Sight unseen, please buy my image. In return you get an NFT.

Not Created Yet

The following snip  is from Minting Takes Manhattan, a paywalled article. 

The art was worth at least $7 million, and it hadn’t even been created yet.

It was the opening night of non-fungible token artist Tyler Hobbs’ show “Incomplete Control” at the Bright Moments gallery in Soho. The gallery, lit by candles and LCD screens, hosted a crowd of about 100 crypto influencers, venture capitalists and traditional art connoisseurs. They sipped champagne while waiting to see if their tickets were worth it; they had all prepaid anywhere from $120,000 to $400,000 to acquire a Hobbs original.

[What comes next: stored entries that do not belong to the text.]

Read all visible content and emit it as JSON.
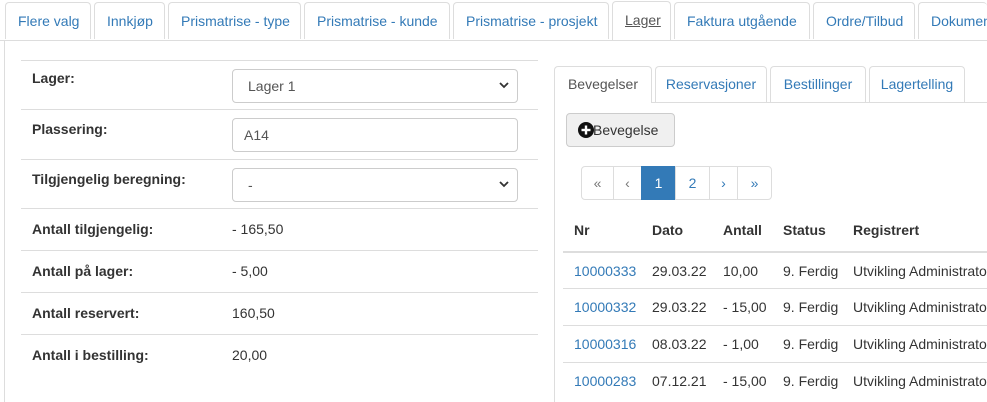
{
  "top_tabs": [
    {
      "label": "Flere valg",
      "active": false
    },
    {
      "label": "Innkjøp",
      "active": false
    },
    {
      "label": "Prismatrise - type",
      "active": false
    },
    {
      "label": "Prismatrise - kunde",
      "active": false
    },
    {
      "label": "Prismatrise - prosjekt",
      "active": false
    },
    {
      "label": "Lager",
      "active": true
    },
    {
      "label": "Faktura utgående",
      "active": false
    },
    {
      "label": "Ordre/Tilbud",
      "active": false
    },
    {
      "label": "Dokumenter",
      "active": false
    }
  ],
  "form": {
    "lager": {
      "label": "Lager:",
      "value": "Lager 1"
    },
    "plassering": {
      "label": "Plassering:",
      "value": "A14"
    },
    "tilgjengelig_beregning": {
      "label": "Tilgjengelig beregning:",
      "value": "-"
    },
    "antall_tilgjengelig": {
      "label": "Antall tilgjengelig:",
      "value": "- 165,50"
    },
    "antall_pa_lager": {
      "label": "Antall på lager:",
      "value": "- 5,00"
    },
    "antall_reservert": {
      "label": "Antall reservert:",
      "value": "160,50"
    },
    "antall_i_bestilling": {
      "label": "Antall i bestilling:",
      "value": "20,00"
    }
  },
  "sub_tabs": [
    {
      "label": "Bevegelser",
      "active": true
    },
    {
      "label": "Reservasjoner",
      "active": false
    },
    {
      "label": "Bestillinger",
      "active": false
    },
    {
      "label": "Lagertelling",
      "active": false
    }
  ],
  "add_button": {
    "label": "Bevegelse",
    "icon": "plus-circle-icon"
  },
  "pagination": {
    "first": "«",
    "prev": "‹",
    "pages": [
      "1",
      "2"
    ],
    "current": "1",
    "next": "›",
    "last": "»"
  },
  "table": {
    "columns": [
      "Nr",
      "Dato",
      "Antall",
      "Status",
      "Registrert"
    ],
    "rows": [
      {
        "nr": "10000333",
        "dato": "29.03.22",
        "antall": "10,00",
        "status": "9. Ferdig",
        "registrert": "Utvikling Administrator"
      },
      {
        "nr": "10000332",
        "dato": "29.03.22",
        "antall": "- 15,00",
        "status": "9. Ferdig",
        "registrert": "Utvikling Administrator"
      },
      {
        "nr": "10000316",
        "dato": "08.03.22",
        "antall": "- 1,00",
        "status": "9. Ferdig",
        "registrert": "Utvikling Administrator"
      },
      {
        "nr": "10000283",
        "dato": "07.12.21",
        "antall": "- 15,00",
        "status": "9. Ferdig",
        "registrert": "Utvikling Administrator"
      }
    ]
  },
  "colors": {
    "link": "#337ab7",
    "border": "#dddddd",
    "active_page": "#337ab7"
  }
}
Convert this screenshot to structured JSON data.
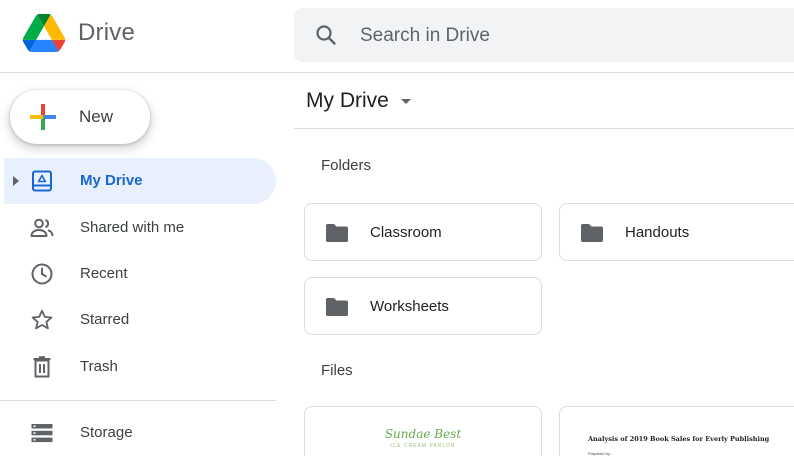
{
  "app": {
    "name": "Drive"
  },
  "search": {
    "placeholder": "Search in Drive"
  },
  "new_button": {
    "label": "New"
  },
  "sidebar": {
    "items": [
      {
        "label": "My Drive",
        "icon": "my-drive-icon",
        "active": true
      },
      {
        "label": "Shared with me",
        "icon": "shared-icon"
      },
      {
        "label": "Recent",
        "icon": "clock-icon"
      },
      {
        "label": "Starred",
        "icon": "star-icon"
      },
      {
        "label": "Trash",
        "icon": "trash-icon"
      }
    ],
    "storage": {
      "label": "Storage",
      "icon": "storage-icon"
    }
  },
  "main": {
    "title": "My Drive",
    "folders_label": "Folders",
    "folders": [
      {
        "name": "Classroom"
      },
      {
        "name": "Handouts"
      },
      {
        "name": "Worksheets"
      }
    ],
    "files_label": "Files",
    "files": [
      {
        "preview_title": "Sundae Best",
        "preview_subtitle": "ICE CREAM PARLOR"
      },
      {
        "preview_title": "Analysis of 2019 Book Sales for Everly Publishing",
        "preview_subtitle": "Prepared by:"
      }
    ]
  },
  "colors": {
    "accent": "#1967d2",
    "active_bg": "#e8f0fe",
    "search_bg": "#f1f3f4",
    "folder_icon": "#5f6368"
  }
}
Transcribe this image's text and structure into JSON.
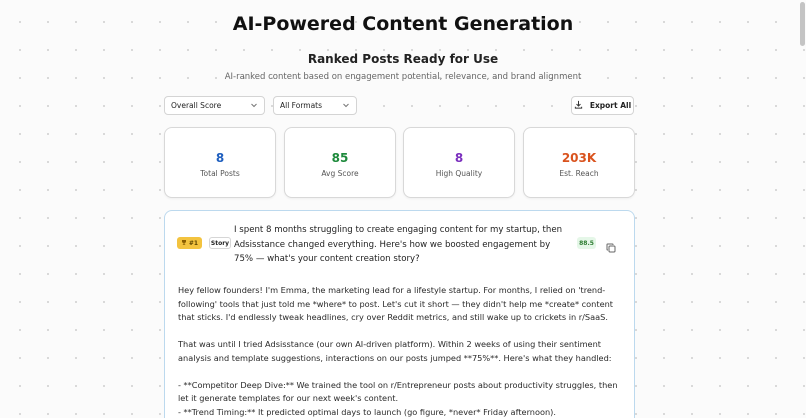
{
  "header": {
    "title": "AI-Powered Content Generation",
    "section_title": "Ranked Posts Ready for Use",
    "section_subtitle": "AI-ranked content based on engagement potential, relevance, and brand alignment"
  },
  "filters": {
    "sort_value": "Overall Score",
    "format_value": "All Formats",
    "export_label": "Export All"
  },
  "stats": [
    {
      "value": "8",
      "label": "Total Posts",
      "color": "#1f5fbf"
    },
    {
      "value": "85",
      "label": "Avg Score",
      "color": "#1e8a3c"
    },
    {
      "value": "8",
      "label": "High Quality",
      "color": "#7b2fbe"
    },
    {
      "value": "203K",
      "label": "Est. Reach",
      "color": "#d9531e"
    }
  ],
  "post": {
    "rank": "#1",
    "type": "Story",
    "title": "I spent 8 months struggling to create engaging content for my startup, then Adsisstance changed everything. Here's how we boosted engagement by 75% — what's your content creation story?",
    "score": "88.5",
    "body": [
      "Hey fellow founders! I'm Emma, the marketing lead for a lifestyle startup. For months, I relied on 'trend-following' tools that just told me *where* to post. Let's cut it short — they didn't help me *create* content that sticks. I'd endlessly tweak headlines, cry over Reddit metrics, and still wake up to crickets in r/SaaS.",
      "",
      "That was until I tried Adsisstance (our own AI-driven platform). Within 2 weeks of using their sentiment analysis and template suggestions, interactions on our posts jumped **75%**. Here's what they handled:",
      "",
      "- **Competitor Deep Dive:** We trained the tool on r/Entrepreneur posts about productivity struggles, then let it generate templates for our next week's content.",
      "- **Trend Timing:** It predicted optimal days to launch (go figure, *never* Friday afternoon)."
    ]
  }
}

Throughout the night, each of the ticket holders would be escorted to the elevator (wallpapered with mantras like “you can’t spell culture without cult” and “fear kills growth”) and led to a gray cement basement. Using their own laptop, they’d “mint” their own Hobbs original, spinning the artist’s code into a one-of-a-kind NFT. At around 8:15 p.m., the works of art would be unveiled one by one on screens around the gallery—not just to the buyer, but to the artist as well.

What Are Non-Fungible Tokens?

The Verge explains. WHAT IS AN NFT? WHAT DOES NFT STAND FOR?

“Non-fungible” more or less means that it’s unique and can’t be replaced with something else. For example, a bitcoin is fungible — trade one for another bitcoin, and you’ll have exactly the same thing. A one-of-a-kind trading card, however, is non-fungible. If you traded it for a different card, you’d have something completely different. 

How do NFTs work?

At a very high level, most NFTs are part of the Ethereum blockchain. Ethereum is a cryptocurrency, like bitcoin or dogecoin, but its blockchain also supports these NFTs, which store extra information that makes them work differently from, say, an ETH coin. It is worth noting that other blockchains can implement their own versions of NFTs. (Some already have.)

Do people really think this will become like art collecting?

I’m sure some people really hope so — like whoever paid almost $390,000 for a 50-second video by Grimes or the person who paid $6.6 million for a video by Beeple. Actually, one of Beeple’s pieces was auctioned at Christie’s, the famou—

Sorry, I was busy right-clicking on that Beeple video and downloading the same file the person paid millions of dollars for.

Wow, rude. But yeah, that’s where it gets a bit awkward. You can copy a digital file as many times as you want, including the art that’s included with an NFT.

But NFTs are designed to give you something that can’t be copied: ownership of the work (though the artist can still retain the copyright and reproduction rights, just like with physical artwork). To put it in terms of physical art collecting: anyone can buy a Monet print. But only one person can own the original.

No shade to Beeple, but the video isn’t really a Monet.

What do you think of the $3,600 Gucci Ghost? Also, you didn’t let me finish earlier. That image that Beeple was auctioning off at Christie’s ended up selling for $69 million, which, by the way, is $15 million more than Monet’s painting Nymphéas sold for in 2014.

Whoever got that Monet can actually appreciate it as a physical object. With digital art, a copy is literally as good as the original.

Digital Free Version

Anyone can watch that anytime they want. But one person paid millions .

How much do you want to pay for this Gucci Ghost Yellow Aqua #27/45

It's an animated GIF file that moves a bit left to right. It's listed for $16,300.00. 

Anyone can see it by clicking on the above link. But only one person can claim ownership of the NFT (at least until someone decides to sell fractional ownership of the NFTs).